The Detached Crucifixion
Introduction & Links
By ‘Detached’ Crucifixion I mean those few left in the English Parish Church which appear not to have been part of a Passion Cycle but were always intended to stand alone as single paintings. The fact that there are few of them is probably due to the presence in almost every church of the great Rood showing Christ on the Cross, usually mounted on the Roodbeam across the chancel arch. At Raunds (pictured left) in Northamptonshire the outline of the long-gone Rood, with (probably) Mary and John, still shows against the painting of Angels behind it on the chancel arch. Where the detached Crucifixion is painted on the wall, it is often in effect an altarpiece, as at Brent Eleigh (link in table below).

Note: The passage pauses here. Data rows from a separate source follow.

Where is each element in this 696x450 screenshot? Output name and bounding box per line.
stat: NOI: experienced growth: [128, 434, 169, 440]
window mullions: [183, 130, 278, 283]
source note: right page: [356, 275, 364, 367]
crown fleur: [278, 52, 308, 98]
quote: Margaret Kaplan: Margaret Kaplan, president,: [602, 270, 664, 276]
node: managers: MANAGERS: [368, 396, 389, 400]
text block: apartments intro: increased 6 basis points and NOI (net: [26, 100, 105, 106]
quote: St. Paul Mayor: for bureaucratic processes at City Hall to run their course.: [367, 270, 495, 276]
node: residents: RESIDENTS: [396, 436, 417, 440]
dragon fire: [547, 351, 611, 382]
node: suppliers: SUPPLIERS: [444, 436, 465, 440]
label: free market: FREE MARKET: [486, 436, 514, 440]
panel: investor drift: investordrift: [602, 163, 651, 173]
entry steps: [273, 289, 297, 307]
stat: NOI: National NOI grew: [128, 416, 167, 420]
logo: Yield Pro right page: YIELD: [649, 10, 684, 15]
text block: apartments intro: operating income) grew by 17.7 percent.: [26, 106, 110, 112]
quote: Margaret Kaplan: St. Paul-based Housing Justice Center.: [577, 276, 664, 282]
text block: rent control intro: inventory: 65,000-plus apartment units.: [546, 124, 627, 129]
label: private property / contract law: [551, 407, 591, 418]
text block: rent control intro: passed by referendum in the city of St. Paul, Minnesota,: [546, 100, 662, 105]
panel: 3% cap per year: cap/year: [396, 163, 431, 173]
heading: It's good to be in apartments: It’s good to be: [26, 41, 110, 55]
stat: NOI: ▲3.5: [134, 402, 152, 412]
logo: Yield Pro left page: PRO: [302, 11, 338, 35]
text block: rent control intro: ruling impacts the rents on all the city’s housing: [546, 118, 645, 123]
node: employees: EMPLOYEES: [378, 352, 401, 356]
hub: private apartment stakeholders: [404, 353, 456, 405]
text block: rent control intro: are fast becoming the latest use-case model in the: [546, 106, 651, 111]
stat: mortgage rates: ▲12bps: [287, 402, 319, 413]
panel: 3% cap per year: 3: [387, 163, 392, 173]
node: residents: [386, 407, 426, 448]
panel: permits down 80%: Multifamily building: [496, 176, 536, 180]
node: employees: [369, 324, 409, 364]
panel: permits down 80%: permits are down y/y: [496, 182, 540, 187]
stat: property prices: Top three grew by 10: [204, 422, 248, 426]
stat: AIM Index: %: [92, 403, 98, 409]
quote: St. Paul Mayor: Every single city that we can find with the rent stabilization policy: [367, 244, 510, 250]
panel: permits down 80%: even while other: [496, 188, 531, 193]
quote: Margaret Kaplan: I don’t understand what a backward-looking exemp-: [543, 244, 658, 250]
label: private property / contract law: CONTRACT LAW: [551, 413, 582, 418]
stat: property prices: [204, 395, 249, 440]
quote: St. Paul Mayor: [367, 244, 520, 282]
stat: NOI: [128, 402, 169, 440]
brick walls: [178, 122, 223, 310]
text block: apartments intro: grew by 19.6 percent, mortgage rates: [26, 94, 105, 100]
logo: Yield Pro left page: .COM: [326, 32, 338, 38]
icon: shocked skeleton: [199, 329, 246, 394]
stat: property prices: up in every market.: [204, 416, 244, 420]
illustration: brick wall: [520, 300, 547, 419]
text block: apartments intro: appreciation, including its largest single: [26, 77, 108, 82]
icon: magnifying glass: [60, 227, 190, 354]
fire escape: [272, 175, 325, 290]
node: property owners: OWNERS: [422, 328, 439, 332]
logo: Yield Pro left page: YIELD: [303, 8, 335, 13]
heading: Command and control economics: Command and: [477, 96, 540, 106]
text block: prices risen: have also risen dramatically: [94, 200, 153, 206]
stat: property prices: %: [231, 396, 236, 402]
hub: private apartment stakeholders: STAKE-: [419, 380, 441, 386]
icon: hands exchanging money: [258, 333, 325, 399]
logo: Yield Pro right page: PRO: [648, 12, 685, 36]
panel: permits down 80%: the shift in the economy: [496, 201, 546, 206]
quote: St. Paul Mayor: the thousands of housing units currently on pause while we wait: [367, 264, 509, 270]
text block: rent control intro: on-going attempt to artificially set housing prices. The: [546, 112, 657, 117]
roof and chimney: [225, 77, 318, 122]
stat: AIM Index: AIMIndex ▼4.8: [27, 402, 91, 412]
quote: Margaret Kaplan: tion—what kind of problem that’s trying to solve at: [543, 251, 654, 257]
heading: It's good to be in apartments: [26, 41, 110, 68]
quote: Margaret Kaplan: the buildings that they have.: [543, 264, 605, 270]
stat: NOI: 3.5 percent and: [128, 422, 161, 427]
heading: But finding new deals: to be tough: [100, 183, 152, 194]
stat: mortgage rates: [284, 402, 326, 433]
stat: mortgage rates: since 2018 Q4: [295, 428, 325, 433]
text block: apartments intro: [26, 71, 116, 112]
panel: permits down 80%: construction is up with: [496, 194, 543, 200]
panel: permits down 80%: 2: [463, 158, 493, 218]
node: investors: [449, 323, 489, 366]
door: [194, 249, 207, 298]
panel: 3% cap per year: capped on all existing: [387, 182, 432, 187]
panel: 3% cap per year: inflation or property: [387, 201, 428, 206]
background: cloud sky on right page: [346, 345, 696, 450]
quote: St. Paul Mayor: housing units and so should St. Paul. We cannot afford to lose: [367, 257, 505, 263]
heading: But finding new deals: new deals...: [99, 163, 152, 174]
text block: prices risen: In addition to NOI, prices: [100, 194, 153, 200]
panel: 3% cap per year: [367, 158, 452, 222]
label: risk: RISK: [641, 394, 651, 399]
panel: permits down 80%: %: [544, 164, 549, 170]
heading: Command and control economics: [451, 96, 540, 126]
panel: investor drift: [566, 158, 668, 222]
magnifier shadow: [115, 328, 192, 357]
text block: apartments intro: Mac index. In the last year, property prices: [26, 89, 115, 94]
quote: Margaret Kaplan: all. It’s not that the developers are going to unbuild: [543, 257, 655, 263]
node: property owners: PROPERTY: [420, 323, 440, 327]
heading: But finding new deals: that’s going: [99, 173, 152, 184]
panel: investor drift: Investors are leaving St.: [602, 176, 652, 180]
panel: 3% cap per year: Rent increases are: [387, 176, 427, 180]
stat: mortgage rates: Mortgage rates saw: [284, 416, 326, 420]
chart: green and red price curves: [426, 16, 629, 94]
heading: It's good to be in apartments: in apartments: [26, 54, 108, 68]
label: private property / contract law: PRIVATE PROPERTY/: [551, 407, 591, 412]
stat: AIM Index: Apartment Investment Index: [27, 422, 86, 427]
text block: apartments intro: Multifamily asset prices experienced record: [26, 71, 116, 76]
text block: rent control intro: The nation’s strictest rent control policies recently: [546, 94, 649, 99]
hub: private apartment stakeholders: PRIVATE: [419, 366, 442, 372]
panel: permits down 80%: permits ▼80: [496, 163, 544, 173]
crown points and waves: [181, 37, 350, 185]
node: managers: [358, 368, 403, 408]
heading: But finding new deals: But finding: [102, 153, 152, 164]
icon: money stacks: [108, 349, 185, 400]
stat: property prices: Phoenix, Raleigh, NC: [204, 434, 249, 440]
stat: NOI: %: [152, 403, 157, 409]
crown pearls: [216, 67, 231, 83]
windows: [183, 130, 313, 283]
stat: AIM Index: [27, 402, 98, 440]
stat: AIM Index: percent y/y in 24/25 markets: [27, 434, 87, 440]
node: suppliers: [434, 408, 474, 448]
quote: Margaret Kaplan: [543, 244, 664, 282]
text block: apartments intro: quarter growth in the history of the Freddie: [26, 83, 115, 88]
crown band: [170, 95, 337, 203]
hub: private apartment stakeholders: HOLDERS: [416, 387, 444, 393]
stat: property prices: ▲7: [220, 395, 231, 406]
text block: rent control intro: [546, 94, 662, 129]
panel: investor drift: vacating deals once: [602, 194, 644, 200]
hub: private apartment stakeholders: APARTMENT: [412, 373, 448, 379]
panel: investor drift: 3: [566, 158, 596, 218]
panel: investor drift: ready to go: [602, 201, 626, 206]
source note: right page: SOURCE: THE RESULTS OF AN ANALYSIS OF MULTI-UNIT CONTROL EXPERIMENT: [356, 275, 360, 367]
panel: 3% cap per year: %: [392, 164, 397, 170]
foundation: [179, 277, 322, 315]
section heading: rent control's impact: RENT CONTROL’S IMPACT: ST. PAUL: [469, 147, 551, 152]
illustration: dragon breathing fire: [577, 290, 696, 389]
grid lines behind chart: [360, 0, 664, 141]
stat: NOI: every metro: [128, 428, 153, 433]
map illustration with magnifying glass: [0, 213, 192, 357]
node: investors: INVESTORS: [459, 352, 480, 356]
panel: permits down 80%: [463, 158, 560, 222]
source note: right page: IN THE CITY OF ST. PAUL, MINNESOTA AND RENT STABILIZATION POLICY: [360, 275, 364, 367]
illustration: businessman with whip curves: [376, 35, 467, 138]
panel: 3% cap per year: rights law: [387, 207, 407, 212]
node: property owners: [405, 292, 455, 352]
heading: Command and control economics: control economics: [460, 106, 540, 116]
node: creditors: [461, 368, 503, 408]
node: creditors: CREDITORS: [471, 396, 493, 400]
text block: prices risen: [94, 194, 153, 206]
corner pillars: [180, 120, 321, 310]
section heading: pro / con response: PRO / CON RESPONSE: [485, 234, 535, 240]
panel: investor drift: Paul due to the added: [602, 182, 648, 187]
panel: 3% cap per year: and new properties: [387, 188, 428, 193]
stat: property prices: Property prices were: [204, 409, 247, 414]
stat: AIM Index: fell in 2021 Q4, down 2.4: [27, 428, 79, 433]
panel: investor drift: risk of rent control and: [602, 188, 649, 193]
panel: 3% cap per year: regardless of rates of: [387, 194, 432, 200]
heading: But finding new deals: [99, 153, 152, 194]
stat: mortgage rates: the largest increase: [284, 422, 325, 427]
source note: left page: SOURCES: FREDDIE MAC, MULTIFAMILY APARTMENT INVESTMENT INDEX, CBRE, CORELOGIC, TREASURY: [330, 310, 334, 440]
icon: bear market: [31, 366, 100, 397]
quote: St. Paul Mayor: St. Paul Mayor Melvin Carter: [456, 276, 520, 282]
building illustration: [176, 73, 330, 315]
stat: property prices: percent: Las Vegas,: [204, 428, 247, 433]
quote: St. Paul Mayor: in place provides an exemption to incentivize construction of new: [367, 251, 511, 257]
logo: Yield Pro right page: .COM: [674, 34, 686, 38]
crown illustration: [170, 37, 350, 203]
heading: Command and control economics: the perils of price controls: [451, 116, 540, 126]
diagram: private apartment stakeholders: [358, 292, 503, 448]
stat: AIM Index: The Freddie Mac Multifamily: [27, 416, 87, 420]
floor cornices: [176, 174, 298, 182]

It is hard to generalise from so few remaining examples, but all those known to me are devoid of the accreted or legendary elements so often found in the Passion Cycle (complete or otherwise) such as Longinus and Stephaton (the Two Thieves spoken of in Matthew and Luke are rarer in either context*, but they are present in several of the paintings in the table below). Some early books on English Medieval Wall Painting try to differentiate between ‘narrative’ and ‘devotional’ paintings and although this was never a very satisfactory distinction, it is fairly obvious that a Crucifixion painted above the altar on which the Elements are consecrated and the Sacrament takes place is performing a different function from a Crucifixion scene as part of the painted narrative, with all its scope for dramatic treatment and painterly imagination, of the Passion Cycle.
* Not so rare as all that, evidently. Two examples, from Barnby in Suffolk and Wisborough Green in Sussex, are now on the site and in the table below. They also appear in the Passion Cycles at Amberley and Crostwight.